Mississippi state Sen. Chris McDaniel is expected to mount a conservative primary challenge to Republican Sen. Roger Wicker, setting in motion an intraparty battle from a Tea Party challenger who nearly knocked off an incumbent four years ago.
In a Facebook Live video Monday night, McDaniel didn't officially announce his candidacy. But he did invite supporters to a rally he's holding on Wednesday afternoon in his hometown, admitting that, "I think you can probably read between the lines as to why I would be holding an event."
"We're looking for a fight, and I can't wait for you to be on my team again," McDaniel previewed.
In 2014, the Tea Party acolyte challenged longtime GOP Sen. Thad Cochran in what devolved into a particularly nasty primary fight. During that campaign, a McDaniel supporter snuck into the nursing home room of Cochran's bedridden wife, who had dementia, and posted the photos online. McDaniel denied any connection, but the tone of the bruising race was set.
McDaniel actually topped Cochran in the first primary election, but because he didn't get a majority of the vote, the two met later in a runoff. After national Republicans sounded the alarm over Cochran's floundering campaign, and with the help of crossover Democratic voters, the incumbent did eventually prevail.
McDaniel alluded to that rough race on Monday in his online video, and admitted it did give him pause on whether or not to run again.
"It's only natural, after some of the things that we went through in 2014, and the nature of the present political environment, whenever a person has strong positions and takes strong stances, sometimes that person has to pay a terrible price," McDaniel said. "And because of that, there is always some trepidation, some hesitation about big decisions."
McDaniel has long teased a run, but had to make a decision ahead of Thursday's filing deadline in the state. Part of his seeming indecision appears to have stemmed from the prospect possibly two races to choose from in 2018. There have been rumors that Cochran, who has been battling health issues, could step down and trigger a special election. That race for an open seat would be much easier than taking on another entrenched incumbent like Wicker.
But, unlike Cochran four years ago, Wicker appears to be well-heeled for a fight. He has over $4 million in his campaign account, has been a loyal supporter of President Trump, and he led the GOP's Senate campaign arm in 2016 when they kept their critical majority. On Monday, Wicker released one campaign ad featuring an endorsement from state senator who supported McDaniel during the last go-around.
McDaniel initially enjoyed the support of former Trump chief strategist Steve Bannon, as part of a plan to boost insurgent challengers to take out lawmakers who were loyal to Senate Majority Leader Mitch McConnell. But after Bannon's relationship with Trump and many conservatives imploded last year following disparaging comments he made about the president's son, that effort has also faded — and with it, any major lift McDaniel could have gotten from it.
"Before Trump, before Bannon, we were fighting to bring change to Washington," McDaniel told the Jackson Clarion-Ledger a few weeks ago. "Our original goal was to drain the swamp, and that hasn't changed."
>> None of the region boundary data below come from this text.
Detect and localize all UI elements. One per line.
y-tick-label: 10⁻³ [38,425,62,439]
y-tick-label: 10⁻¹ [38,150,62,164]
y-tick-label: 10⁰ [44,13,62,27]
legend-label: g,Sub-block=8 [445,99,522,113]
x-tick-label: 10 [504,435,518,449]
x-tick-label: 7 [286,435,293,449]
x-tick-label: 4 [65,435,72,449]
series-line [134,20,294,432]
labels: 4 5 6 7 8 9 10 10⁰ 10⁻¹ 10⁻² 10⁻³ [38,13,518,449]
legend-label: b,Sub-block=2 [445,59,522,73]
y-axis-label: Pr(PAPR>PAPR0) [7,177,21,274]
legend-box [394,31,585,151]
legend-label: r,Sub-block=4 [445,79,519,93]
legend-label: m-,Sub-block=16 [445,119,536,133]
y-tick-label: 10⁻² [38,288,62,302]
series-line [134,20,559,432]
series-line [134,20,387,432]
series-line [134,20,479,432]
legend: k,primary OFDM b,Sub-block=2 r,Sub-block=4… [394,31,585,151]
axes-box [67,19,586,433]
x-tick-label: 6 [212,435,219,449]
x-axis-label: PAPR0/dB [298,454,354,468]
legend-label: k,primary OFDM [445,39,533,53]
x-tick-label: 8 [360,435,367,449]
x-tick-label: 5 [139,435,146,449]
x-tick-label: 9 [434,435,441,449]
McDaniel's entry makes Wicker at least the second GOP incumbent who's being challenged from the right. In Nevada, Sen. Dean Heller faces a primary from frequent candidate Danny Tarkanian. But in that race, if Tarkanian does beat Heller, it could have major repercussions in November because the general election will be an equally tough fight, since Nevada is the only state where a Republican is seeking reelection in a state Trump lost. If Tarkanian is the nominee, national Republicans expect they will lose that seat.
The stakes are less high in Mississippi if McDaniel — who begins as a heavy underdog — does somehow prevail. The Magnolia State went heavily for Trump in 2016, and Democrats have yet to convince a credible candidate who could appeal to disaffected Republicans — as now-Sen. Doug Jones did in neighboring Alabama — if there is a primary upset.
The other 2018 race that could see an intraparty squabble is in Tennessee. Last year, Sen. Bob Corker announced he wouldn't seek re-election, and Rep. Marsha Blackburn entered the race and quickly became the frontrunner. There were some concerns that a Blackburn nomination might make a race against former Democratic Gov. Phil Bredesen a competitive affair, while Corker could have easily won.
The incumbent has been reconsidering his decision to step aside in recent weeks. However, Blackburn has signaled she intends to remain in the race no matter what Corker decides, and many Republicans expect that if Corker — who has been highly critical of Trump in the past — does jump back in, he would easily lose to Blackburn.
In Arizona, Sen. Jeff Flake was going to face a tough, conservative primary fight that many assumed he would lose. Instead, Flake announced he wasn't seeking re-election.